Fura-2

Identifiers
- CAS Number: 96314-98-6;
- 3D model (JSmol): Interactive image;
- ChemSpider: 51442;
- PubChem CID: 57054;
- UNII: TSN3DL106G;
- CompTox Dashboard (EPA): DTXSID20242203 ;

Properties
- Chemical formula: C _{29}H _{22}N _{3}O _{14}K _{5}
- Molar mass: 831.99 g/mol

= Fura-2 =

Fura-2, an aminopolycarboxylic acid, is a ratiometric fluorescent dye which binds to free intracellular calcium. It was the first widely used dye for calcium imaging, and remains very popular. Fura-2 is excited at 340 nm and 380 nm of light, and the ratio of the emissions at those wavelengths is directly related to the amount of intracellular calcium.
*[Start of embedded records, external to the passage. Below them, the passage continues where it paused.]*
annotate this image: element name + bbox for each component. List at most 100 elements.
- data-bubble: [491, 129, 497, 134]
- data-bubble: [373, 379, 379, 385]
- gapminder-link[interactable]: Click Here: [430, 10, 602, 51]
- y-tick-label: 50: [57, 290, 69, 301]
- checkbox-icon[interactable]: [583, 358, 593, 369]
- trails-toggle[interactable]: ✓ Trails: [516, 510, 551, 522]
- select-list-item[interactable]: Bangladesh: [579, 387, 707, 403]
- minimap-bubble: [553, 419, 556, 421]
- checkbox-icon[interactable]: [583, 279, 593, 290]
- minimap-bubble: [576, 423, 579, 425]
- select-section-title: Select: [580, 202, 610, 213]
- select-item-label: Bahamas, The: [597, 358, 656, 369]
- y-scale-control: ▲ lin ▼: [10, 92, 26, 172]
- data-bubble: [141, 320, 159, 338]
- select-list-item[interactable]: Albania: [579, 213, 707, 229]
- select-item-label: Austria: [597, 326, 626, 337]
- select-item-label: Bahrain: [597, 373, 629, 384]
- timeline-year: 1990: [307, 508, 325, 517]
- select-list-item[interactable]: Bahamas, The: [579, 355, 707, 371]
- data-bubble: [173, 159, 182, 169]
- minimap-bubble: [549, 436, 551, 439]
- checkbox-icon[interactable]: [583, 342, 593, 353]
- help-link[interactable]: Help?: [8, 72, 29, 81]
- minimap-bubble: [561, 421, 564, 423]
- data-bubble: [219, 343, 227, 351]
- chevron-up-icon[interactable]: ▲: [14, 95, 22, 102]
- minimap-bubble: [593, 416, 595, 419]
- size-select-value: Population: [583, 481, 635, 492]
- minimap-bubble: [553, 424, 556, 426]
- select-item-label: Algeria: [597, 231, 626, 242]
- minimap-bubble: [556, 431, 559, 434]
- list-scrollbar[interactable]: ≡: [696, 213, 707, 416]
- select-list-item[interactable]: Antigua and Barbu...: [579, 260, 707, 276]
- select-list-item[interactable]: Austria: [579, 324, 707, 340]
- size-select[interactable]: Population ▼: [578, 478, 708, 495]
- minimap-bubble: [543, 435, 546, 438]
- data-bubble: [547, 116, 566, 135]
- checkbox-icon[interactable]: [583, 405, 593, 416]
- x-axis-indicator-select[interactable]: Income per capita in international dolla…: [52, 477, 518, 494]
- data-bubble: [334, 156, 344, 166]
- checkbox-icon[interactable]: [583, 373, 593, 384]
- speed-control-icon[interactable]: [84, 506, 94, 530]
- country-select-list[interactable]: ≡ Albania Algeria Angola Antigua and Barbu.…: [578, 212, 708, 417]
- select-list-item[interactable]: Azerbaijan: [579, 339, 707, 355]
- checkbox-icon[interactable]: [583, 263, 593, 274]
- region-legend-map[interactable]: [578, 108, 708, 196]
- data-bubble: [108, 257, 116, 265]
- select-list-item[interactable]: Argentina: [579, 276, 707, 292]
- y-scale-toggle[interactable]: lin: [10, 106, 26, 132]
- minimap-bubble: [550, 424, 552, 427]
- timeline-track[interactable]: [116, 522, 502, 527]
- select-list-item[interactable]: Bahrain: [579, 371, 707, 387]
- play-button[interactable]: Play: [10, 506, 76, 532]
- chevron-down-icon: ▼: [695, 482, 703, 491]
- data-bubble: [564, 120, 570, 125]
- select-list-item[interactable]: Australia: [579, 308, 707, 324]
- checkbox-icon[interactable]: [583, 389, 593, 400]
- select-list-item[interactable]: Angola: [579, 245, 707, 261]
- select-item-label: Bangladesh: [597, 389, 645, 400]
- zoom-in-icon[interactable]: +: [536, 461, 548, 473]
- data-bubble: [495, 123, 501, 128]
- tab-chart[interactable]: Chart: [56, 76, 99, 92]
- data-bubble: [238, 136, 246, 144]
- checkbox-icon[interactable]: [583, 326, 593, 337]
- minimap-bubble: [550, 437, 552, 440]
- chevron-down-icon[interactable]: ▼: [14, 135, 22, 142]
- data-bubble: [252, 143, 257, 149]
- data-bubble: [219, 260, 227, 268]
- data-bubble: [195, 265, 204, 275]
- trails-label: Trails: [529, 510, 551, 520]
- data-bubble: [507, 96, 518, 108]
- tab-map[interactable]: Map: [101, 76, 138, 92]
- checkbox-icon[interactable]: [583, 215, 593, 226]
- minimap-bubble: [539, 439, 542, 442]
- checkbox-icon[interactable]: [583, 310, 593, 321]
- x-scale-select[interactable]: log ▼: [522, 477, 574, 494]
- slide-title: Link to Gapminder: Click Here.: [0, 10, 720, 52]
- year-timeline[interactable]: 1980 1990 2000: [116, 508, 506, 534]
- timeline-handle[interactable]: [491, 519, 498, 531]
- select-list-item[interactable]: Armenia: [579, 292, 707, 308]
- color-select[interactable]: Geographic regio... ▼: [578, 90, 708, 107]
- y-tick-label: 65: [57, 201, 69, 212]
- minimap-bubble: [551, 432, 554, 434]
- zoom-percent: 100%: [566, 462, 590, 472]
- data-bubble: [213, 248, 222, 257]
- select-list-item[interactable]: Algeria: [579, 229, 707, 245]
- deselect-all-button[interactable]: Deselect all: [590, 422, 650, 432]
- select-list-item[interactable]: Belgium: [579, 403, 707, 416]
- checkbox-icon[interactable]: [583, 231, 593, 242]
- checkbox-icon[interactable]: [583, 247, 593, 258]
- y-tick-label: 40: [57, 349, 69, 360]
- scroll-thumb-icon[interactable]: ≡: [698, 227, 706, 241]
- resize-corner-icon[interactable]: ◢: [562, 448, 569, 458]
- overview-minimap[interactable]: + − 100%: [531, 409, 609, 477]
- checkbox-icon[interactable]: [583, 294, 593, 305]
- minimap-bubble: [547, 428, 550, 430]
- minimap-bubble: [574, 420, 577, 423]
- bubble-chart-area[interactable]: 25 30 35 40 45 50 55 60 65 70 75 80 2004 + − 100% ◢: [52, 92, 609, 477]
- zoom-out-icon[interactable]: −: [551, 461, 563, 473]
Regardless of the presence of calcium, Fura-2 emits at 510 nm of light. The use of the ratio automatically cancels out confounding variables, such as variable dye concentration and cell thickness, making Fura-2 one of the most appreciated tools to quantify calcium levels. The high photon yield of fura-2 allowed the first real time (video rate) measurements of calcium inside living cells in 1986. More recently, genetically encoded calcium indicators based on spectral variants of the green fluorescent protein, such as Cameleons, have supplemented the use of Fura-2 and other small molecule dyes for calcium imaging, but Fura-2 remains faster.